In 1947 his single Good Rockin’ Tonight was so popular in his native New Orleans that it was taken and covered and turned into a much bigger hit by Wynonie Harris (and Elvis Presley, Ricky Nelson, Jerry Lee Lewis and Pat Boone). But he hit back with Boogie At Midnight, released in November 1949 by Roy Brown & His Mighty-Mighty Men.
He might not be a household name but to music historians he is one of the key figures in the development of rock’n’roll, with his pleading gospel-influenced vocal style acknowledged as a formative influence by Little Richard.

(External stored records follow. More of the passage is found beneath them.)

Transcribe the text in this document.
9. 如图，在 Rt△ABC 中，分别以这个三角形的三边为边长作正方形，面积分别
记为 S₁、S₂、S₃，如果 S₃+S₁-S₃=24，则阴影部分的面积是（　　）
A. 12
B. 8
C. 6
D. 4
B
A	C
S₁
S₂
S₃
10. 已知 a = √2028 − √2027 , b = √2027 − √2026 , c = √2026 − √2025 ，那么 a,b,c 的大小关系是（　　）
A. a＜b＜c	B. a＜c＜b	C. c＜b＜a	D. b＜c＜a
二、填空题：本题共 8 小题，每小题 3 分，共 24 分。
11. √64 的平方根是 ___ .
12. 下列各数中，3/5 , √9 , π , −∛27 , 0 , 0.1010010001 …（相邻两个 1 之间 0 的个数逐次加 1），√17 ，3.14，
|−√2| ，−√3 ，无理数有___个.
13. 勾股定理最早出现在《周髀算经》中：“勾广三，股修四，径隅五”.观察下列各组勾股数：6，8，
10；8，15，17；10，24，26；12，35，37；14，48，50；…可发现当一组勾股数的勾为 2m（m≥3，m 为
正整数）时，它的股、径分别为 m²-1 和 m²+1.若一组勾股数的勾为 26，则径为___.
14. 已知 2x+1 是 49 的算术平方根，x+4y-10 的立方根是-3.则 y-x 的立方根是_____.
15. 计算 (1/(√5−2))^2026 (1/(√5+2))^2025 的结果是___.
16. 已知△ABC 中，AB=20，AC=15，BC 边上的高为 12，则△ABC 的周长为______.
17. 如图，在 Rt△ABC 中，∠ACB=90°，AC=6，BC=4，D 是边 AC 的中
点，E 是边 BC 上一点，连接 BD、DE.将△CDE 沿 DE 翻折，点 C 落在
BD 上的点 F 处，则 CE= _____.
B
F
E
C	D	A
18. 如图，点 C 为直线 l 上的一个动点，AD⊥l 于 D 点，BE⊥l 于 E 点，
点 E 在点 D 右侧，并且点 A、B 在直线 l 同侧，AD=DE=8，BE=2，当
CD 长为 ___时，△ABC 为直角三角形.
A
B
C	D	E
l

Brown was born in Louisiana and Texas, working in the sugarcane fields and singing and playing the organ in church, before making his way via Texas to Los Angeles by the age of 17. He’s also another of those early rock’n’rollers who had a stint as a professional boxer.

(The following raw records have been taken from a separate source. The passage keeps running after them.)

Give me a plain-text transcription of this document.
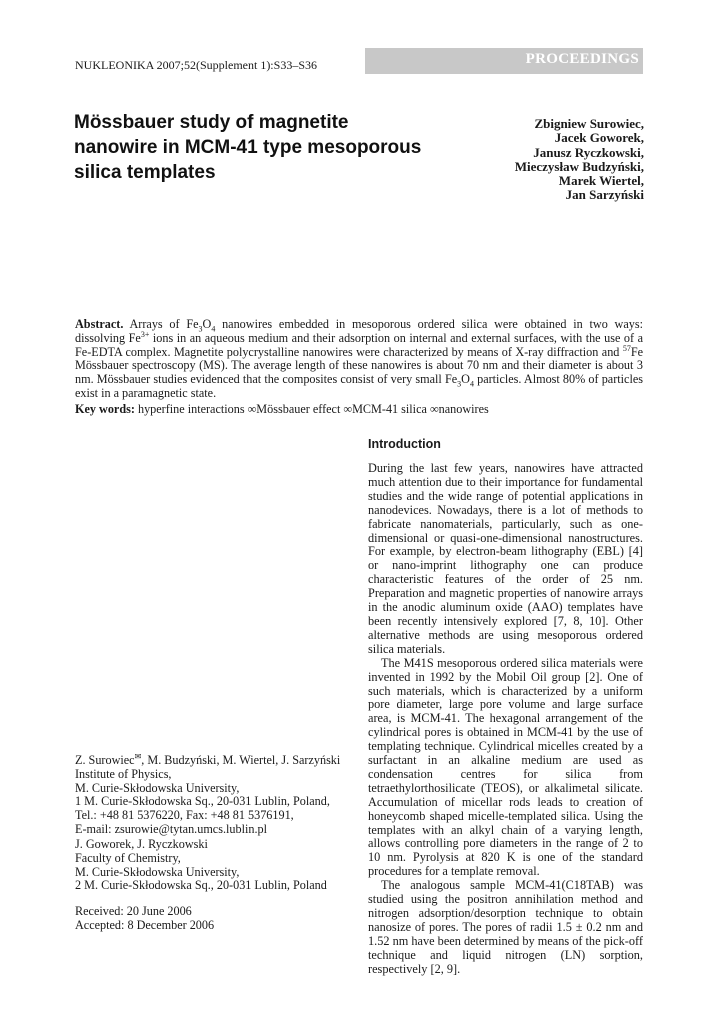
NUKLEONIKA 2007;52(Supplement 1):S33–S36	PROCEEDINGS
Mössbauer study of magnetite nanowire in MCM-41 type mesoporous silica templates
Zbigniew Surowiec,
Jacek Goworek,
Janusz Ryczkowski,
Mieczysław Budzyński,
Marek Wiertel,
Jan Sarzyński
Abstract. Arrays of $Fe_3O_4$ nanowires embedded in mesoporous ordered silica were obtained in two ways: dissolving $Fe^{3+}$ ions in an aqueous medium and their adsorption on internal and external surfaces, with the use of a Fe-EDTA complex. Magnetite polycrystalline nanowires were characterized by means of X-ray diffraction and $^{57}$Fe Mössbauer spectroscopy (MS). The average length of these nanowires is about 70 nm and their diameter is about 3 nm. Mössbauer studies evidenced that the composites consist of very small $Fe_3O_4$ particles. Almost 80% of particles exist in a paramagnetic state.
Key words: hyperfine interactions ∞Mössbauer effect ∞MCM-41 silica ∞nanowires
Introduction

During the last few years, nanowires have attracted much attention due to their importance for fundamental studies and the wide range of potential applications in nanodevices. Nowadays, there is a lot of methods to fabricate nanomaterials, particularly, such as one-dimensional or quasi-one-dimensional nanostructures. For example, by electron-beam lithography (EBL) [4] or nano-imprint lithography one can produce characteristic features of the order of 25 nm. Preparation and magnetic properties of nanowire arrays in the anodic aluminum oxide (AAO) templates have been recently intensively explored [7, 8, 10]. Other alternative methods are using mesoporous ordered silica materials.

The M41S mesoporous ordered silica materials were invented in 1992 by the Mobil Oil group [2]. One of such materials, which is characterized by a uniform pore diameter, large pore volume and large surface area, is MCM-41. The hexagonal arrangement of the cylindrical pores is obtained in MCM-41 by the use of templating technique. Cylindrical micelles created by a surfactant in an alkaline medium are used as condensation centres for silica from tetraethylorthosilicate (TEOS), or alkalimetal silicate. Accumulation of micellar rods leads to creation of honeycomb shaped micelle-templated silica. Using the templates with an alkyl chain of a varying length, allows controlling pore diameters in the range of 2 to 10 nm. Pyrolysis at 820 K is one of the standard procedures for a template removal.

The analogous sample MCM-41(C18TAB) was studied using the positron annihilation method and nitrogen adsorption/desorption technique to obtain nanosize of pores. The pores of radii 1.5 ± 0.2 nm and 1.52 nm have been determined by means of the pick-off technique and liquid nitrogen (LN) sorption, respectively [2, 9].

Z. Surowiec✉, M. Budzyński, M. Wiertel, J. Sarzyński
Institute of Physics,
M. Curie-Skłodowska University,
1 M. Curie-Skłodowska Sq., 20-031 Lublin, Poland,
Tel.: +48 81 5376220, Fax: +48 81 5376191,
E-mail: zsurowie@tytan.umcs.lublin.pl
J. Goworek, J. Ryczkowski
Faculty of Chemistry,
M. Curie-Skłodowska University,
2 M. Curie-Skłodowska Sq., 20-031 Lublin, Poland
Received: 20 June 2006
Accepted: 8 December 2006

After winning a talent contest in LA singing a Bing Crosby tune, he moved back to Louisiana, performing pop ballads during a residency at a club in Shreveport where he earned a reputation as “the negro singer who sounds white.”
While there he began developing his own blues-influenced style, recording songs including the original Good Rockin’ Tonight, and had 15 hits on the R&B charts between 1948 and late 1951.
They ranged from the soulful blues of Hard Luck Blues – his biggest hit – to party-time rockers like Rockin’ At Midnight (a thinly disguised variation on Good Rockin’ Tonight) and the filthy innuendo-filled Butcher Pete, apparently inspired by a real serial killer.
Like so many others musicians of colour, he was unable to cash in on the rock’n’roll idiom he helped to invent, possibly because of a rare successful lawsuit he brought against Syd Nathan’s label, King Records, for unpaid royalties.
There was also a stint in jail for tax evasion despite Elvis trying to help by writing him a cheque for his bill on a brown paper bag.
He did have another hit for Imperial Records in 1957, back in New Orleans with producer Dave Bartholomew, with Let The Four Winds Blow (co-written with Fats Domino, who also had a hit with the song).
But he fell on hard times again and ended up working door-to-door as an encyclopedia salesman after selling the rights to his biggest earner, Good Rockin’ Tonight, to make ends meet.
He had another comeback in 1970, closing the Monterey Jazz Festival with Johnny Otis, which led to one final hit single – the blistering blues Love For Sale – and was on the verge of becoming a star on the heritage circuit, headlining the New Orleans Jazz Festival in 1981, when he died a month later at the age of only 56.
In a nice postscript, his funeral service was conducted by The Rev Johnny Otis.